Republican frontrunner Larry Elder—a Black conservative and radio host who I’ve known for 30 years and consider a friend—has been brutalized by white liberals in the media who despise people of color who think for themselves. Apparently, that doesn’t fly on the Planet of the Woke.
Still, friend or no friend, Elder gets a lot wrong. Like immigration. As someone who grew up in California, he should know that one can attack the immigration system without attacking the immigrants themselves.
Elder could learn a lot from the last Republican to actually earn enough votes to get elected governor of California.
Speaking at the 2004 Republican National Convention, Gov. Arnold Schwarzenegger extended his hand to the foreign-born.
“America gave me opportunities and my immigrant dreams came true,” he said. “I want other people to get the same chances I did, the same opportunities. And I believe they can.”
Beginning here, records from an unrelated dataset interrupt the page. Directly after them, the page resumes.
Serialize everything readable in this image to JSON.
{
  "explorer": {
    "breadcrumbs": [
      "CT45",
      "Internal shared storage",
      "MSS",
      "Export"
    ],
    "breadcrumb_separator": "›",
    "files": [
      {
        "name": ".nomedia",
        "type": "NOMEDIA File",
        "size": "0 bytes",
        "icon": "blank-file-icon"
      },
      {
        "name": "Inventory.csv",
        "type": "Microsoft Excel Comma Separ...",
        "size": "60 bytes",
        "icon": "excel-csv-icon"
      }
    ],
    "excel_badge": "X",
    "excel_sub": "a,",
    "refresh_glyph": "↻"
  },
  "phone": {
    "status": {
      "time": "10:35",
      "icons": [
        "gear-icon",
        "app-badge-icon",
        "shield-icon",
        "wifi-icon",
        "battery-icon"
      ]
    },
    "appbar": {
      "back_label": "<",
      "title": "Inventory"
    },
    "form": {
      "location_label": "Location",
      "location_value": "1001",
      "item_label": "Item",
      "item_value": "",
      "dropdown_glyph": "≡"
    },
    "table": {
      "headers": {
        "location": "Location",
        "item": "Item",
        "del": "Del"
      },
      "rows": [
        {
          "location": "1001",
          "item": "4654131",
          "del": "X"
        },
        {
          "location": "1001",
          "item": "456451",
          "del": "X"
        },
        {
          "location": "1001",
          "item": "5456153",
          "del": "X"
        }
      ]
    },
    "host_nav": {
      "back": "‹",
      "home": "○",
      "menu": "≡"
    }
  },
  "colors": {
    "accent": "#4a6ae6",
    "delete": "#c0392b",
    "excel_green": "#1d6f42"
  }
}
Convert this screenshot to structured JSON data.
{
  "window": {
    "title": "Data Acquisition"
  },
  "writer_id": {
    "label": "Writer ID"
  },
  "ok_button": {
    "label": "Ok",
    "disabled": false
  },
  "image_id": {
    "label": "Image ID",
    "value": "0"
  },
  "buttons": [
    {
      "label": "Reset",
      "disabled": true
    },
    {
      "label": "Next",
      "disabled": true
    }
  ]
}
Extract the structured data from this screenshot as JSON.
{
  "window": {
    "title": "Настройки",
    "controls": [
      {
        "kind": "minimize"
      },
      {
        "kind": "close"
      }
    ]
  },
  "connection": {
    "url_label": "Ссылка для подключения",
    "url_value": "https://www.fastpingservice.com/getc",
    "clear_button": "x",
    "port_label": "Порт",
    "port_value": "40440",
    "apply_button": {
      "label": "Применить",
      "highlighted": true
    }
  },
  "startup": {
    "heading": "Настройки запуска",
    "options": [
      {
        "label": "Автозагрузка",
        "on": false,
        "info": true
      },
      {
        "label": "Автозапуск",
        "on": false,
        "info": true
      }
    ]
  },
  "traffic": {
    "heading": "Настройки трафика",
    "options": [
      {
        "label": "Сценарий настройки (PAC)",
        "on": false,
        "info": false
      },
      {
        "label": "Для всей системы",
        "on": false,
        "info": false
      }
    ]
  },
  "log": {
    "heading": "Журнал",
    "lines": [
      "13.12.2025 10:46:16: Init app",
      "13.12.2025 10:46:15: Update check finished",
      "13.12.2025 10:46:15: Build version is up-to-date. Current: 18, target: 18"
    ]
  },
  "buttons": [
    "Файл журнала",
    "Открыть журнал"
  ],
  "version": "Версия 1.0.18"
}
(Schwarzenegger, by the way, was the last Republican to run the state—and was elected in a recall that should have been an alarm bell to Democrats about that process, but they snoozed through it instead since he did win more votes that the governor he replaced, and governed as a moderate.)
The Larry Elder I met in the mid-1990s—and enjoyed spending time with when I was co-hosting a radio show in Los Angeles—was cut from the same cloth as Schwarzenegger. That Larry Elder opposed Proposition 187, an indecent ballot initiative that punished illegal immigrants by denying them access to basic human services. He called out lazy Americans who made bad choices and then played the victim, while attacking immigrants.
Those people are Black and white and brown. In America, slouches come in all colors. And they need not be enabled by politicians who tell them someone else is to blame for their misfortune.
How did Elder lose his way? Again, I have a theory. In the last decade on radio, my friend has spent most of his time on air talking to white listeners who think that the fact that a Black person agrees with them on keeping out brown people inoculates them from charges of racism.
As if. Too bad there is no vaccine for idiocy.
But there is some good news. Now that Elder is running for governor, he has escaped the confines of his studio and he is getting around the state. In the process, he is meeting and listening to some good folks who have PhDs in common sense.
On Sunday evening, he met with about 15 farmers at a country club in Central California. There, he got an earful from farmers about how—in order to stay in business—they need water. But, as Elder was also told at the gathering, farmers also need labor—the kind provided by the same illegal immigrants that many Californians say they want to keep out.
Once upon a time, California was a place of opportunity. Today, it’s the land of contradictions.